Here are some of the stories I collected:
"My scar is an affirmation of my right to decide what happens to my body—a right that was denied during the pregnancy and birth of my daughter. My scar is where my son entered the world, and where I started to heal from the trauma of my daughter's birth. It reminds me not to take for granted my rights, and to help others in their journeys to have their rights respected. Gratitude and resilience in a fine line."
- Janice W., 4.5 years post birth
"I get a lot of compliments on my scar from medical professionals. Apparently, it’s exquisite, nearly invisible and thin and shiny, but I can feel it. I’m sad that it’s all that remains of my son’s emergency exit door into the world. It also reminds me of two things that my doctor said to me. While I was pushing, she looked up at me, sighed and said, 'You’re not gonna be happy when I tell you this.' And when it was over, after some trauma, she came up to me in OR and said, 'He did you a favor. He really did you a favor.' As if to say that my squishy 10-pound baby made himself posterior on purpose just so I didn’t have to push him out. I used to feel really mad and powerless when I saw the scar. Now, I just laugh at how my C-section was just another Saturday afternoon for her, and how she really did do excellent work stitching me up."
- Apryl L.,6 years post-birth
"As a person who has gone through major surgery before, I know the importance of scars—they’re vivid evidence of significant turning points in life, and in my case, always for good. And funnily enough, they actually end up having their own personality. I know that in time, it will take a discreet role and be nearly invisible. But now, when I look at my C-section scar, I feel grateful. My lovely baby boy was born five weeks ago with no distress, pain or struggling—and that's something I won't forget. Thank you, scar!"
- Laura F., 5 weeks post birth
"I endured 14 hours of labor before talking my doctor into a cesarean. My first daughter was 11 days overdue and estimated at 9 pounds. I asked for a cesarean but my insurance wouldn’t cover the cost unless I either labored for 36 hours without birthing the baby, or I or the baby was under duress. I yelled at him through a contraction, 'You said she’s 9 pounds! I AM under duress!' I was taken to the OR within an hour. I scarred horribly, though. It was as jagged as if I’d been bitten by a shark. My second cesarean birthed my rainbow baby twins following two miscarriages. I told my doctor how I didn't like my scar from my first, so he stitched me up himself. My scar looked great! It was straight and healed quickly. My third birth was a scheduled repeat cesarean with the same doctor. I’m proud of it and my toddlers love knowing they came out of the hole in my tummy."
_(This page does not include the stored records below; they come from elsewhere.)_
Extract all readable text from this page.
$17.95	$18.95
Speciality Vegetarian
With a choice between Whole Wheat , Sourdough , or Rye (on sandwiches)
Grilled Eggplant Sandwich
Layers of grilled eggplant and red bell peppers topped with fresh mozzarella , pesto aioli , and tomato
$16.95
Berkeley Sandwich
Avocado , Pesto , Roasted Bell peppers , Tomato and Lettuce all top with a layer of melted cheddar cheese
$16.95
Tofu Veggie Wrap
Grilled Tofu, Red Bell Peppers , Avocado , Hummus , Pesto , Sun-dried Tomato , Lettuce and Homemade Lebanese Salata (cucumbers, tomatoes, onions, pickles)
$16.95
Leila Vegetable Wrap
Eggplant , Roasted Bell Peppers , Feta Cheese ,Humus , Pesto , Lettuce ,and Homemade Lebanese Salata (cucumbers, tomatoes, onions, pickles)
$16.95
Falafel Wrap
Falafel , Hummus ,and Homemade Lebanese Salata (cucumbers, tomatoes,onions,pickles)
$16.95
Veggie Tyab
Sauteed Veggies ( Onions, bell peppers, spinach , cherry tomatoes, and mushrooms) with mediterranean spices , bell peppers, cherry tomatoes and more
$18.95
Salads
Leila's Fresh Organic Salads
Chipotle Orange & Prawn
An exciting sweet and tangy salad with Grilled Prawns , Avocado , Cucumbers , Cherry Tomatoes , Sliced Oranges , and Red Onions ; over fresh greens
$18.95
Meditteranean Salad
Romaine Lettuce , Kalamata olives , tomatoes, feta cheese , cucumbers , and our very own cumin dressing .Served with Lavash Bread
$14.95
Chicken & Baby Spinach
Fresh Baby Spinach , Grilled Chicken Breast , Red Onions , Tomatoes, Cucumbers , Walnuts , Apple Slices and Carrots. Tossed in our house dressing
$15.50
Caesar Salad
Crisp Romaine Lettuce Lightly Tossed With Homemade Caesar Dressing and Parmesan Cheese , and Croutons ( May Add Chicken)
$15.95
- Barbie T., 2.5 years post-birth
"I've had two caesareans—an emergency and a scheduled one. My second scar hasn’t healed as well as the first and draws in a bit, leaving me a little self-conscious. However, I pushed for a C-section second time round and I’m proud of it. That's where my daughter came from and it reminds me of the amazing and calm birth that I had and my beautiful two children. I’m so lucky to have had the operations to save my life first time, and my sanity the second."
- Vix H., 3.5 months post-birth
"I don't mind my scar now. With my first, an emergency C-section, it keloided and I was pretty self-conscious. I think the fact that I felt like a failure for not being able to give birth vaginally factored into it. With my second, a scheduled surgery, the OB did a fantastic job and I barely knew it was there. I felt better about the birth and a little less like a failure. And I didn't die. The third was this year. The scar is still healing but looks great. I’m proud of it. I've carried three of my babies to term and it's a battle scar."